The board on Jan. 11 also voted against the charter school office’s recommendation for ARISE High School — this time, by approving the charter school’s renewal with some conditions. In this case, the office deemed ARISE an unsound educational program, but the board disagreed. (More info here.)
The board also approved the petition for the 100 Black Men of the Bay Area Community School to open in July. (More info here.)
IN NEWER CHARTER NEWS: This Wednesday, Education for Change — a charter management group that is working with ASCEND and Learning Without Limits — plans to submit a third charter conversion petition, this time for Lazear Elementary, which is slated for closure in June.
Parents at that Fruitvale-area school submitted a petition last fall, but the document was not up to the standards of the OUSD charter schools office, and the parents withdrew it. Now they’ll turn in another draft, prepared with the assistance of Education for Change. Hae-Sin Kim Thomas, a former OUSD administrator who is now the Education for Change CEO, said Lazear parents have had a difficult time finding another school in walking distance that has space for their children, and that some have received a cool reception at some of the schools they’ve visited.
GOOD NEWS: Fred T. Korematsu Discovery Academy, a small elementary school in East Oakland that has made huge test score gains, has been nominated for a National Blue Ribbon award — one of 35 in California to receive a nomination for being among the state’s highest performing or most improved schools. Whether it wins the award this fall will depend on the next round of tests. (No pressure.)
THE FEELING ISN’T MUTUAL for a OUSD staff proposal that would change the way open teaching positions are filled. It’s called “mutual matching,” and teachers union leaders aren’t as keen on it as Superintendent Tony Smith, who had this opinion piece published in the Tribune the other week. A blog post on the union’s website, advertising a 4:30 p.m. Thursday forum on the topic, has this to say about the idea:
Don’t be fooled – scratch the surface and it’s an attempt to get rid of seniority in our contractual transfer rights, under the guise of “abandon(ing) our nostalgia for practices unsuited to the current challenge” (Tribune editorial). In doing so, the district is following the national education “deform” line that it’s “bad teachers” to blame for the problems in public education — not lack of funding, resources, institutional racism, or respect for our profession – and that this can be resolved through letting teachers compete in the marketplace for their assignments.

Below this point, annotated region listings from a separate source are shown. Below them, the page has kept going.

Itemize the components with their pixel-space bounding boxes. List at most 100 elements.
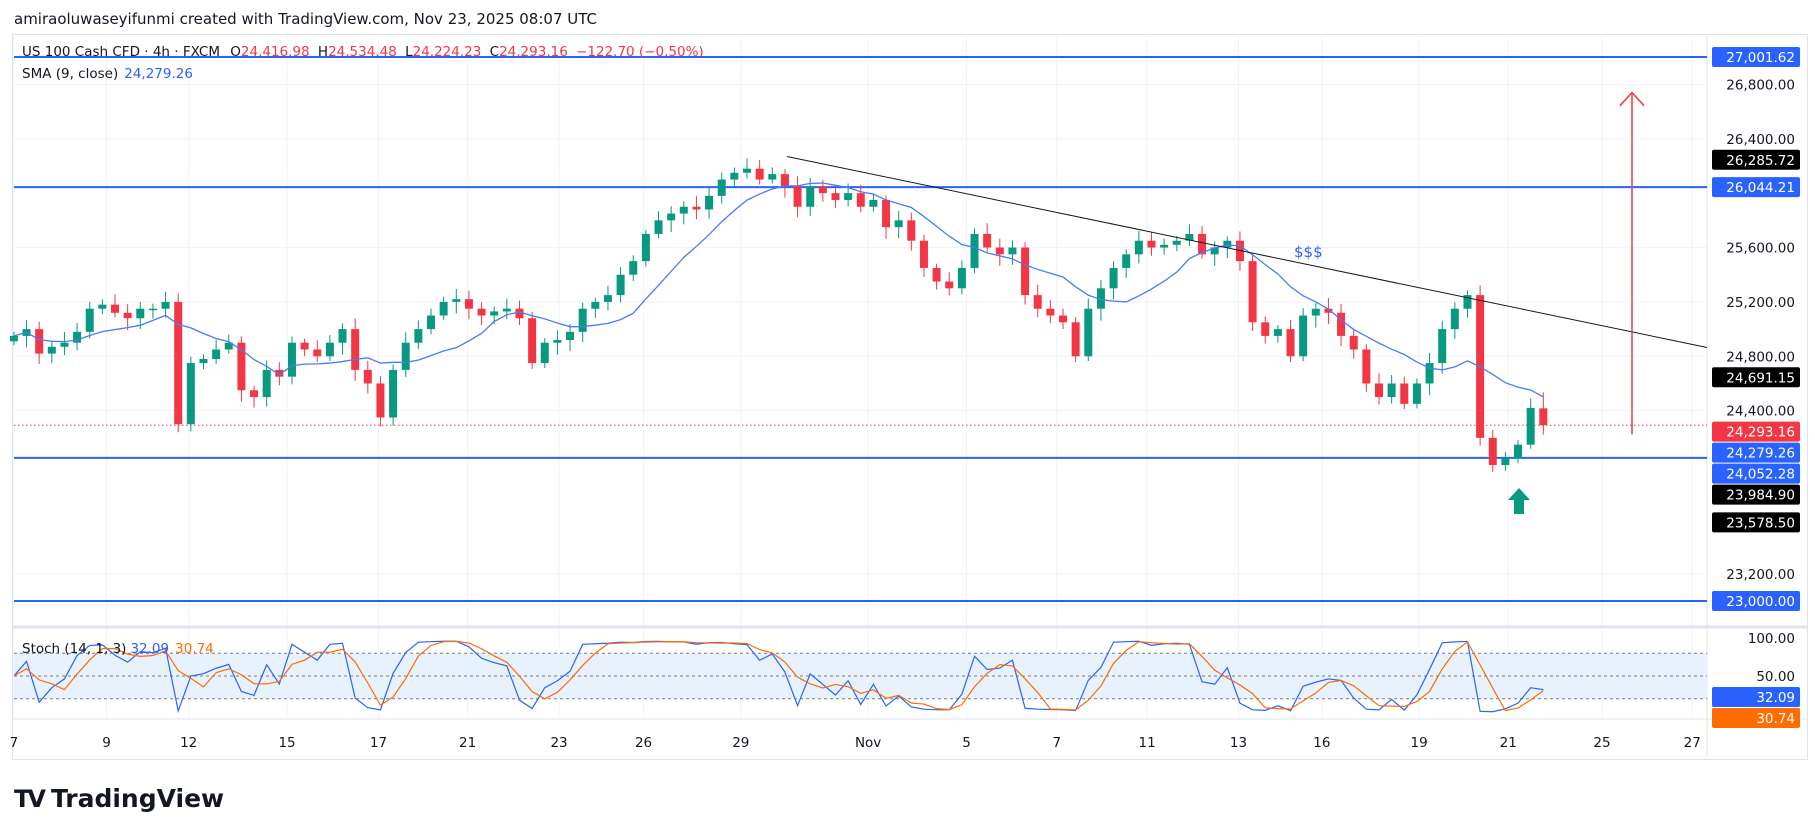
price-tick-label: 23,200.00 <box>1726 567 1795 583</box>
candle-body <box>262 369 271 398</box>
candle-body <box>1514 444 1523 459</box>
candle-body <box>376 383 385 418</box>
candle-body <box>502 308 511 312</box>
price-marker-badge-bg <box>1712 484 1800 505</box>
time-tick-label: 9 <box>102 735 111 751</box>
sma-legend[interactable]: SMA (9, close) 24,279.26 <box>22 66 193 82</box>
price-marker-badge-bg <box>1712 512 1800 533</box>
stoch-label: Stoch (14, 1, 3) <box>22 641 127 657</box>
candle-body <box>1488 437 1497 466</box>
candle-body <box>869 199 878 207</box>
price-marker-badge: 24,691.15 <box>1726 370 1795 386</box>
candle-body <box>1286 329 1295 357</box>
candle-body <box>1134 240 1143 255</box>
candle-body <box>300 342 309 350</box>
stoch-tick-label: 100.00 <box>1748 631 1795 647</box>
candle-body <box>528 318 537 364</box>
stoch-k-value: 32.09 <box>130 641 170 657</box>
target-arrowhead-icon <box>1619 91 1645 107</box>
candle-body <box>932 267 941 282</box>
candle-body <box>894 220 903 228</box>
candle-body <box>692 206 701 210</box>
stoch-k-badge: 32.09 <box>1756 690 1795 706</box>
candle-body <box>1021 247 1030 296</box>
tradingview-logo[interactable]: TV TradingView <box>14 784 224 813</box>
candle-body <box>1463 295 1472 309</box>
candle-body <box>477 308 486 316</box>
candle-body <box>629 261 638 275</box>
trendline <box>786 155 1708 348</box>
time-tick-label: 15 <box>278 735 295 751</box>
symbol-legend: US 100 Cash CFD · 4h · FXCM O24,416.98 H… <box>22 44 704 60</box>
stoch-d-value: 30.74 <box>175 641 214 657</box>
candle-body <box>338 329 347 343</box>
candle-body <box>983 233 992 248</box>
candle-body <box>98 304 107 309</box>
tradingview-logo-icon: TV <box>14 784 46 813</box>
sma-value: 24,279.26 <box>124 66 193 82</box>
price-tick-label: 25,200.00 <box>1726 295 1795 311</box>
candle-body <box>9 335 18 342</box>
candle-body <box>705 195 714 210</box>
time-tick-label: 27 <box>1684 735 1701 751</box>
candle-body <box>654 220 663 234</box>
candle-body <box>1210 247 1219 255</box>
change-value: −122.70 (−0.50%) <box>576 44 704 60</box>
candle-body <box>439 301 448 316</box>
candle-body <box>464 299 473 309</box>
candle-body <box>995 247 1004 255</box>
candle-body <box>717 179 726 196</box>
price-marker-badge: 23,984.90 <box>1726 488 1795 504</box>
stoch-k-line <box>13 640 1544 714</box>
candle-body <box>427 315 436 330</box>
candle-body <box>553 339 562 343</box>
time-tick-label: 26 <box>635 735 652 751</box>
level-price-badge-bg <box>1712 463 1800 484</box>
time-tick-label: 7 <box>1053 735 1062 751</box>
candle-body <box>806 186 815 207</box>
time-tick-label: 11 <box>1138 735 1155 751</box>
time-tick-label: 17 <box>370 735 387 751</box>
candle-body <box>1539 408 1548 426</box>
candle-body <box>578 308 587 332</box>
candle-body <box>1362 349 1371 384</box>
candle-body <box>616 274 625 296</box>
time-tick-label: 7 <box>10 735 19 751</box>
candle-body <box>351 329 360 370</box>
price-marker-badge: 24,279.26 <box>1726 446 1795 462</box>
candle-body <box>641 233 650 262</box>
candle-body <box>1412 383 1421 404</box>
price-marker-badge-bg <box>1712 442 1800 463</box>
candle-body <box>85 308 94 332</box>
candle-body <box>1147 240 1156 248</box>
candle-body <box>1008 247 1017 255</box>
candle-body <box>1387 383 1396 398</box>
candle-body <box>1109 267 1118 289</box>
time-tick-label: 21 <box>1500 735 1517 751</box>
stoch-legend[interactable]: Stoch (14, 1, 3) 32.09 30.74 <box>22 641 214 657</box>
level-price-badge-bg <box>1712 47 1800 67</box>
candle-body <box>1223 240 1232 248</box>
level-price-badge: 24,052.28 <box>1726 467 1795 483</box>
candle-body <box>730 172 739 180</box>
candle-body <box>136 308 145 319</box>
candle-body <box>237 342 246 391</box>
candle-body <box>957 267 966 289</box>
candle-body <box>73 331 82 343</box>
candle-body <box>1299 315 1308 357</box>
candle-body <box>1071 322 1080 357</box>
candle-body <box>1349 335 1358 350</box>
candle-body <box>919 240 928 268</box>
logo-text: TradingView <box>50 784 225 813</box>
symbol-name[interactable]: US 100 Cash CFD · 4h · FXCM <box>22 44 220 60</box>
candle-body <box>1198 233 1207 255</box>
candle-body <box>47 346 56 354</box>
time-tick-label: 21 <box>459 735 476 751</box>
level-price-badge-bg <box>1712 590 1800 611</box>
level-price-badge: 26,044.21 <box>1726 180 1795 196</box>
candle-body <box>452 299 461 302</box>
time-tick-label: 13 <box>1230 735 1247 751</box>
time-tick-label: 16 <box>1313 735 1330 751</box>
candle-body <box>414 329 423 343</box>
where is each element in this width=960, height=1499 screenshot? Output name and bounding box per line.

Here is a link to a letter and chart posted on the union’s website about how the process would work, according to OUSD staff. The district has devoted a section of its site to the issue, which you can find here.
I have an interview scheduled with district staffers tomorrow afternoon about this proposal and will write about it in greater depth. What questions do you have about it?
What other news should I be catching up on?